– Да так. У нас весь бой в красноту отдаёт.
– А здесь на заводе такую примесь не используют, не нужна она для дулёвских разноцветных и золотых розанов. Так что получается, эту фигурку не в Гжели сделали, а, скорее всего, здесь. Кто-то её в повозку подкинул. И этот человек знал про мой приезд для разговора с Анисимом Яковлевичем.
Анисим Кузнецов посмотрел на брата.
– Терентий, ты что же такое удумал? Извести меня захотел? В убийствах агашек своих обвинить?
– Анисим…
– Что Анисим? Ты думаешь, я не вижу, что ты на отцовское наследство до сих пор смотришь? Меня на каторгу захотел отправить, а харитоновский завод к себе прибрать?
– Да к чему мне твой завод? Мы же двадцать лет как обо всём договорились.
– А значит, не обо всём. Небось, это ты лиходеев нанял и куклы синие агашкам подкинул? Завидуешь нашей гжельской росписи? Хочешь и себе такую, да батюшка наш в своё время по-другому распорядился?
– Замолчи! Мне от убийств этих одни убытки. Крестьяне боятся баб на завод пускать. Слухи идут, а всё из-за «женихов» этих.
Все присутствующие смотрели на Терентия Яковлевича и молчали. А он продолжил:
– И синь вашу гжельскую я терпеть не могу. – Терентий Яковлевич показал на осколки «жениха». – Как к вам не заедешь, одна синь кругом. Я специально ещё тогда решил, что не будет её на моём заводе. Нет её у меня нигде! Нету!
Носком сапога он втоптал в землю осколки и, взбешённый, посмотрел на брата.
– Из всей вашей синевы в доме только и остались один отцовский поднос и Машкины игрушки, которые ты ей в детстве дарил.

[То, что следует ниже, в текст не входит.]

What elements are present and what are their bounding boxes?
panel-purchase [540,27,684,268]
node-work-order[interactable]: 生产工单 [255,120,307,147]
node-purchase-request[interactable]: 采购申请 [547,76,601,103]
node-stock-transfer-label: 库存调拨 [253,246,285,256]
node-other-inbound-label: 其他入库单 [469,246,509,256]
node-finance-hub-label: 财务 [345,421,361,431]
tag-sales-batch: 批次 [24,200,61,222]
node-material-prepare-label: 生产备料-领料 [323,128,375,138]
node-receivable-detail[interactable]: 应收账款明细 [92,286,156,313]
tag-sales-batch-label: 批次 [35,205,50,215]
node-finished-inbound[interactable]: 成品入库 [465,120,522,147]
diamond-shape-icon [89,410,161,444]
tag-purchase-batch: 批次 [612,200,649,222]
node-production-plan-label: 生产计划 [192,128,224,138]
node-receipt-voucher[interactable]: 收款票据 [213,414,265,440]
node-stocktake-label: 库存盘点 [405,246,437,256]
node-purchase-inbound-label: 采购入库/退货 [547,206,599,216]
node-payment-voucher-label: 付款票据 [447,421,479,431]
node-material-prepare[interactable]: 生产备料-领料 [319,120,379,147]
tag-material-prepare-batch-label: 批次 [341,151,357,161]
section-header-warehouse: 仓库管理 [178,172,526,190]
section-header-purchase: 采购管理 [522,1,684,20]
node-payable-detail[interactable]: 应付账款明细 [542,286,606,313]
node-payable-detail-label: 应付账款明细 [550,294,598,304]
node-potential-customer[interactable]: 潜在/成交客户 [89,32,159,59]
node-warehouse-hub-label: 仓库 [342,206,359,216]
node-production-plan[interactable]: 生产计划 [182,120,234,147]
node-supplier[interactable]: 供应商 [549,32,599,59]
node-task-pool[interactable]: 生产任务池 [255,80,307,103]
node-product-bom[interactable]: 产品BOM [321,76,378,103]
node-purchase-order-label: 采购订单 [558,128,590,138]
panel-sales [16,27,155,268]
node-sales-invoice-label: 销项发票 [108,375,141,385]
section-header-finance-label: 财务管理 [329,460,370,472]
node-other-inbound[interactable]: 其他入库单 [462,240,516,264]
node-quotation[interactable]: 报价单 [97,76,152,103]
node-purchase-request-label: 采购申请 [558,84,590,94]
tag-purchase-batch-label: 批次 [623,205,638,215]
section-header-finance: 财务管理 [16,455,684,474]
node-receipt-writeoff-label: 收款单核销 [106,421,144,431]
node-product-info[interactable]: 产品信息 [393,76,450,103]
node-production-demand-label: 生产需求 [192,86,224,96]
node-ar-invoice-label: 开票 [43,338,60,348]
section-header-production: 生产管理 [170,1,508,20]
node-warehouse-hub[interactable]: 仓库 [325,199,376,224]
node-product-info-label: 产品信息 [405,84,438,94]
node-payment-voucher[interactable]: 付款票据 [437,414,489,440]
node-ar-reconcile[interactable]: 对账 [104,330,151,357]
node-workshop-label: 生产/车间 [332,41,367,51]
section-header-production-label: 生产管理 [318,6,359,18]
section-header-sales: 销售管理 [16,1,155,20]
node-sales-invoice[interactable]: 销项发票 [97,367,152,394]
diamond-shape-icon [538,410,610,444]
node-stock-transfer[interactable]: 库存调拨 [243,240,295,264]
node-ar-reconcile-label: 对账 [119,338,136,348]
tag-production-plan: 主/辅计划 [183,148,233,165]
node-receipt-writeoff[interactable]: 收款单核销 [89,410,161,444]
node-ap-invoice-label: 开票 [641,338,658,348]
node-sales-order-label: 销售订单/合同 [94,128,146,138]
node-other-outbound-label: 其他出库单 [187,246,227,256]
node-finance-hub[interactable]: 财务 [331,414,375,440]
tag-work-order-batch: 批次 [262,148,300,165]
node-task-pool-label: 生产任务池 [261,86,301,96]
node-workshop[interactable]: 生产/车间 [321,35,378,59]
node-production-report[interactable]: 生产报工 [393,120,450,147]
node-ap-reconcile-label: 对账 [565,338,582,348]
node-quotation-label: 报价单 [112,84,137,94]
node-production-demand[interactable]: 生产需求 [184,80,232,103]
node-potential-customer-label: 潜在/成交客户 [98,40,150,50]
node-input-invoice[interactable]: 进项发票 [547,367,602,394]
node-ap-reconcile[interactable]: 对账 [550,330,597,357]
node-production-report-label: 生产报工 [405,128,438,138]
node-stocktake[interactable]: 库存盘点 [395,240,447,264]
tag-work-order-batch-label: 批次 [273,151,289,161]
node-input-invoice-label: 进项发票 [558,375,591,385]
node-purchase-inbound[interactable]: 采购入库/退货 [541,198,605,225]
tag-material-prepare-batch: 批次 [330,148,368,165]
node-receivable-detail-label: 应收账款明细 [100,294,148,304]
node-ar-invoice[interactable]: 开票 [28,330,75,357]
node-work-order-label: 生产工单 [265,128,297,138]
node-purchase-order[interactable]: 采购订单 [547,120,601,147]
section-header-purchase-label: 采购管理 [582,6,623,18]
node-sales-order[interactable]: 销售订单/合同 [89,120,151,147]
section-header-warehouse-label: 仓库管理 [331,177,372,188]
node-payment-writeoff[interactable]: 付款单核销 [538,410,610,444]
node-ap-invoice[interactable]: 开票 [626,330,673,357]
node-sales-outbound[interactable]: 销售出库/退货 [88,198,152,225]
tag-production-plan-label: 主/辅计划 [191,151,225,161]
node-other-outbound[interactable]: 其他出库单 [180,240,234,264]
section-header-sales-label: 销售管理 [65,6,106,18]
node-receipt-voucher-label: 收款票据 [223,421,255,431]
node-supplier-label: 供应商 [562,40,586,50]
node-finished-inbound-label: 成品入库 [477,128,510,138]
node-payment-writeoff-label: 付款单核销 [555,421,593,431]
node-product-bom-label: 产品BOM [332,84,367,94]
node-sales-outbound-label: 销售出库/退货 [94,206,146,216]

Все посмотрели на Марию Терентьевну. Она стояла, выпрямив спину, и смотрела вдаль, не обращая внимания на присутствующих. На её щеках горел лихорадочный румянец. Взгляд был мутный, как будто она думала о чём-то своём.
Неожиданно она выкрикнула:
– Почему?!
Её голос был необычный, как будто сломанный. В нём слышался визг, одновременно переходящий в бас.
– Почему жених Агашкин? Это мой жених, мой!
Она побежала в сторону дома.
Терентий Яковлевич и его брат поначалу опешили, но потом бросились вслед за ней.